For certain cancer patients, probe feeding is the only way they can ingest nutrients. People who have been treated for head and neck tumours, or people with esophagus cancer, as well as people who suffer from diminished appetite are all dependen on probe feeding, but for Belgian patients who undergo home treatment this means that they have to pay for it themselves. The cost can amount to 900 euros a month. Flemish cancer fundraising organisation Kom op tegen Kanker thinks this is umacceptable. “Don’t let cancer patients bear this financial burden on top of their illness.”
Patients who undergo their treatment inside a hospital do not have to pay a thing: all food is included and fully covered by insurance. But when a patient is treated at home and becomes dependent on a feeding tube things change dramatically.
The RIZIV (Rijksinstituut voor Ziekte en Invaliditeitsverzekering, National Institute for Health and Invalidity Insurance) only foots part of the bill, leaving the patient with between 240 and 900 euro out of pocket per month. Kom op tegen Kanker thinks this is unacceptable.
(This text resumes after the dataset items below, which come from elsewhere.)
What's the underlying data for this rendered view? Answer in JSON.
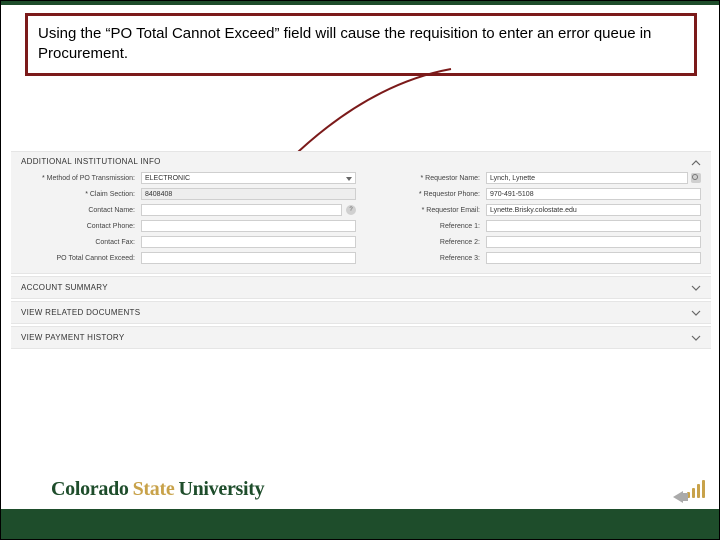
{
  "callout_text": "Using the “PO Total Cannot Exceed” field will cause the requisition to enter an error queue in Procurement.",
  "form": {
    "section_open": {
      "title": "ADDITIONAL INSTITUTIONAL INFO"
    },
    "left": {
      "method_label": "Method of PO Transmission:",
      "method_value": "ELECTRONIC",
      "claim_label": "Claim Section:",
      "claim_value": "8408408",
      "contact_name_label": "Contact Name:",
      "contact_name_value": "",
      "contact_phone_label": "Contact Phone:",
      "contact_phone_value": "",
      "contact_fax_label": "Contact Fax:",
      "contact_fax_value": "",
      "po_total_label": "PO Total Cannot Exceed:",
      "po_total_value": ""
    },
    "right": {
      "req_name_label": "Requestor Name:",
      "req_name_value": "Lynch, Lynette",
      "req_phone_label": "Requestor Phone:",
      "req_phone_value": "970-491-5108",
      "req_email_label": "Requestor Email:",
      "req_email_value": "Lynette.Brisky.colostate.edu",
      "ref1_label": "Reference 1:",
      "ref1_value": "",
      "ref2_label": "Reference 2:",
      "ref2_value": "",
      "ref3_label": "Reference 3:",
      "ref3_value": ""
    },
    "sections_collapsed": [
      "ACCOUNT SUMMARY",
      "VIEW RELATED DOCUMENTS",
      "VIEW PAYMENT HISTORY"
    ]
  },
  "logo": {
    "left": "Colorado",
    "mid": "State",
    "right": "University"
  }
}
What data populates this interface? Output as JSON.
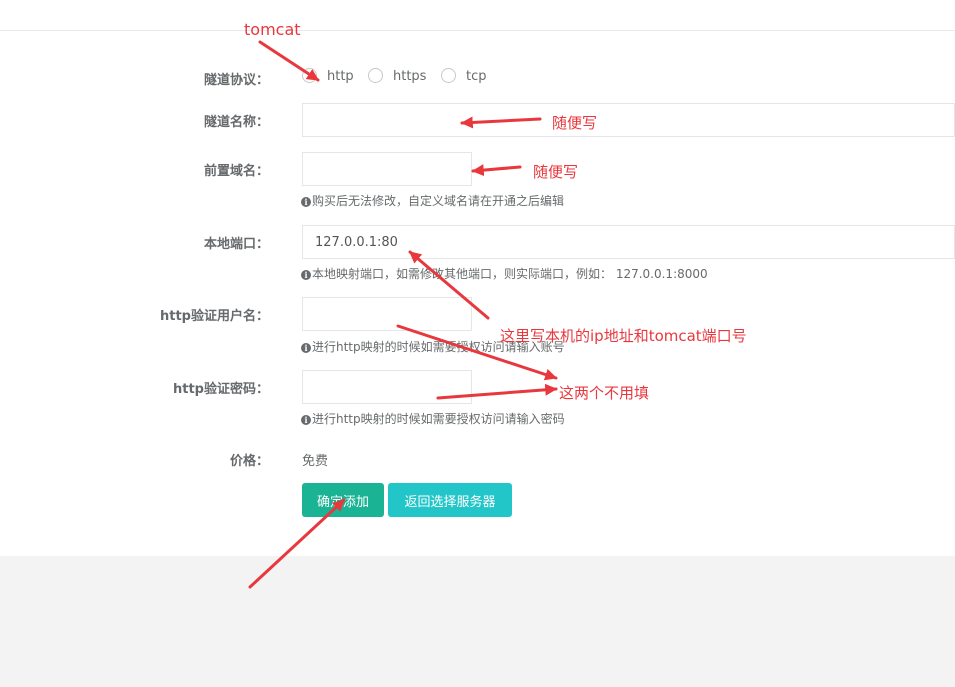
{
  "form": {
    "protocol": {
      "label": "隧道协议：",
      "options": [
        "http",
        "https",
        "tcp"
      ]
    },
    "tunnel_name": {
      "label": "隧道名称：",
      "value": ""
    },
    "prefix_domain": {
      "label": "前置域名：",
      "value": "",
      "help": "购买后无法修改，自定义域名请在开通之后编辑"
    },
    "local_port": {
      "label": "本地端口：",
      "value": "127.0.0.1:80",
      "help": "本地映射端口，如需修改其他端口，则实际端口，例如： 127.0.0.1:8000"
    },
    "http_user": {
      "label": "http验证用户名：",
      "value": "",
      "help": "进行http映射的时候如需要授权访问请输入账号"
    },
    "http_password": {
      "label": "http验证密码：",
      "value": "",
      "help": "进行http映射的时候如需要授权访问请输入密码"
    },
    "price": {
      "label": "价格：",
      "value": "免费"
    },
    "buttons": {
      "confirm": "确定添加",
      "back": "返回选择服务器"
    }
  },
  "annotations": {
    "tomcat": "tomcat",
    "name_hint": "随便写",
    "domain_hint": "随便写",
    "port_hint": "这里写本机的ip地址和tomcat端口号",
    "auth_hint": "这两个不用填"
  },
  "colors": {
    "primary": "#1ab394",
    "info": "#23c6c8",
    "annotation": "#e8383d",
    "background": "#f3f3f3"
  }
}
“Cancer patients who are dependent on probe feeding pay up to four times as much for food as the average Flemish person. It’s out of the question that patients have to bear the financial brunt of being ill. We insist that RIZIV refunds everything above the normal expenditure for food and drink”, spokesperson Ward Rommel says. In 2018 that expenditure was 188,50 euro per person per month.
Kom op tegen Kanker also aims to lower the price that cancer patients have to pay for their probe feeding by enabling them to choose their own type of nutrition instead of only offering the type the hospital prescribes. Nutritional advice from an oncological dietician is indispensable in that case.